LAUSD Superintendent Tells BizFed Advocacy About Challenges, Gains
With significant challenges facing Los Angeles Unified School District, BizFed’s Advocacy recently met with Superintendent John Deasy. Here are highlights of some of the successes outlined in the candid and thoughtful dialogue – as well as some of the recent news on the district.
• LAUSD serves 750,000 youth pre-K-12; 100,000 young adults and adult education. Has 110,000 employees, FT, PT and substitute; $7B annual operating budget; 9 labor unions
• 80% of LAUSD students live in circumstances of poverty; about 38% have no form of healthcare; 60% will be first-time graduates in their families
Key LAUSD GAINS outlined by the Superintendent since his appointment last April:
- Transformational Autonomy: Recently signed “landmark” 460+-page teacher contract that allows individual school’s faculties to create their own transformation plans to reach performance targets. Belief that schools build relationships with parents, teachers build relationships with students (not Beaudry administrators). “Faculties are now free to create transformation plans and say that we want waivers from any or all aspects of the contract….There’s far greater degrees of freedom than ever before.” Essentially, the message is: “You get paid and you get retirement (if you perform) – but HOW you deliver is up to you.” Schools now are scrambling to write plans. “They need a lot of support around that.”
- Increased emphasis on teacher quality: Premise that students have right to be taught by highly qualified, highly effective teachers every day at schools with highly qualified principals. Redesigned how hire/fire, retain, promote, compensate teachers. “Enormous strides around that and there has been the absolute appropriate amount of pushback on all of those.” New performance appraisal system (being challenged in court); sets targets and holds people accountable. Taken a culture of “permanent employment” to “employment IF performance.”

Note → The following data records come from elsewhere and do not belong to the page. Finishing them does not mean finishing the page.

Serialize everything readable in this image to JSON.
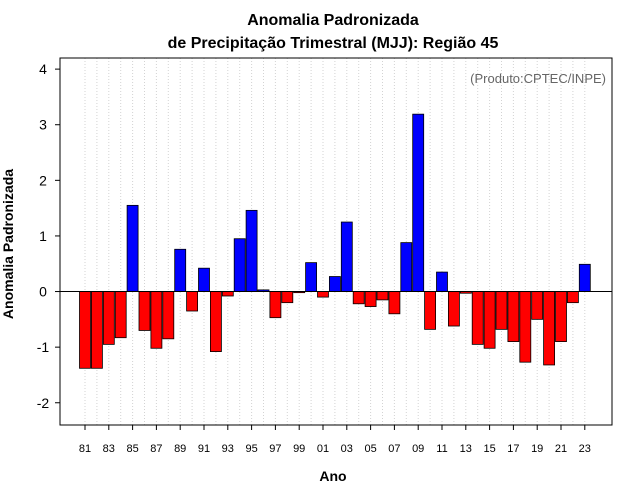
{
  "chart_data": {
    "type": "bar",
    "title_line1": "Anomalia Padronizada",
    "title_line2": "de Precipitação Trimestral (MJJ): Região 45",
    "xlabel": "Ano",
    "ylabel": "Anomalia Padronizada",
    "credit": "(Produto:CPTEC/INPE)",
    "ylim": [
      -2.4,
      4.2
    ],
    "yticks": [
      {
        "value": -2,
        "label": "-2"
      },
      {
        "value": -1,
        "label": "-1"
      },
      {
        "value": 0,
        "label": "0"
      },
      {
        "value": 1,
        "label": "1"
      },
      {
        "value": 2,
        "label": "2"
      },
      {
        "value": 3,
        "label": "3"
      },
      {
        "value": 4,
        "label": "4"
      }
    ],
    "categories": [
      "81",
      "82",
      "83",
      "84",
      "85",
      "86",
      "87",
      "88",
      "89",
      "90",
      "91",
      "92",
      "93",
      "94",
      "95",
      "96",
      "97",
      "98",
      "99",
      "00",
      "01",
      "02",
      "03",
      "04",
      "05",
      "06",
      "07",
      "08",
      "09",
      "10",
      "11",
      "12",
      "13",
      "14",
      "15",
      "16",
      "17",
      "18",
      "19",
      "20",
      "21",
      "22",
      "23"
    ],
    "xtick_labels": [
      "81",
      "83",
      "85",
      "87",
      "89",
      "91",
      "93",
      "95",
      "97",
      "99",
      "01",
      "03",
      "05",
      "07",
      "09",
      "11",
      "13",
      "15",
      "17",
      "19",
      "21",
      "23"
    ],
    "values": [
      -1.38,
      -1.38,
      -0.95,
      -0.83,
      1.55,
      -0.7,
      -1.02,
      -0.85,
      0.76,
      -0.35,
      0.42,
      -1.08,
      -0.08,
      0.95,
      1.46,
      0.03,
      -0.47,
      -0.2,
      -0.02,
      0.52,
      -0.1,
      0.27,
      1.25,
      -0.22,
      -0.27,
      -0.15,
      -0.4,
      0.88,
      3.19,
      -0.68,
      0.35,
      -0.62,
      -0.03,
      -0.95,
      -1.02,
      -0.68,
      -0.9,
      -1.27,
      -0.5,
      -1.32,
      -0.9,
      -0.2,
      0.49
    ],
    "colors": {
      "positive": "#0000ff",
      "negative": "#ff0000",
      "grid": "#d3d3d3",
      "axis": "#000000"
    }
  }
}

- Reduced administrative costs: 94% of every dollar at LAUSD is now AT the schools; Beaudry administration is run on 6 cents for every dollar. “That’s a big accomplishment.” In 3 years, there are 56% fewer people in administration. Next year, LAUSD will reduce from 8 districts to 4.
- Easing overcrowding: Opening 29 new schools by this August; 3 more after that for a total of 131 new schools opened over the past 9 years. About 1,014 schools in operation. “At that point, there will never be another student in the district that has a shortened school year because of overcrowded schools,” Deasy said.
The BAD News
Of course, there also is news of the budget crisis facing the nation’s second-largest school district:
• LAUSD is facing its 5th consecutive year of budget deficits, now dealing with a $390.2M deficit in 2012-13. Taken together, over the past five years, LAUSD has had to manage a combined deficit of over $2.6B. With
• The L.A. Unified school board recently approved a “Fiscal Stabilization Plan” budget that would save most programs, but only if labor unions agree to sacrifices and voters approve a $298 parcel tax.
• About 11,700 pink slips have been sent to teachers and other employees (ahead of a state-mandated March 15th deadline). The budget proposal also calls for eliminating the district's 24 adult education campuses; 1,500 jobs and saving about $134 million for the 2012-13 school year. Early education programs, the GATE program for gifted students and the district's Academic Decathalon program were also targeted for cuts.
• Deasy is hopeful two-thirds of those pink slips could be rescinded, a good portion of the adult education programs, and much of the other programs could be kept afloat if the district can reach furlough and salary agreements with labor unions. As a more long-term budget fix, the board voted to put a parcel tax for properties within district boundaries on the Nov. 2012 ballot.
• The measure would institute a five-year, $298 parcel tax. It would raise revenue from $200 million to $300 million. The tax would affect the owners of homes, apartments, businesses and even vacant lots. Special adjustments would be made for seniors and others living on fixed incomes.
• Still, even if the parcel tax and the Governor’s proposed budget plans (and its education funding) succeed, LAUSD estimates it will have to make $173M in cuts (as a result of reductions in state and federal categorical funds, expiring grants and other limited funding, as well as continuing decline in enrollment)
Clearly, there are many GAINS happening in LAUSD – as well as very serious challenges. With so much at stake for business, we ALL need to stay engaged on this issue. Stay informed and alert your members – what happens at LAUSD shapes our very economic future.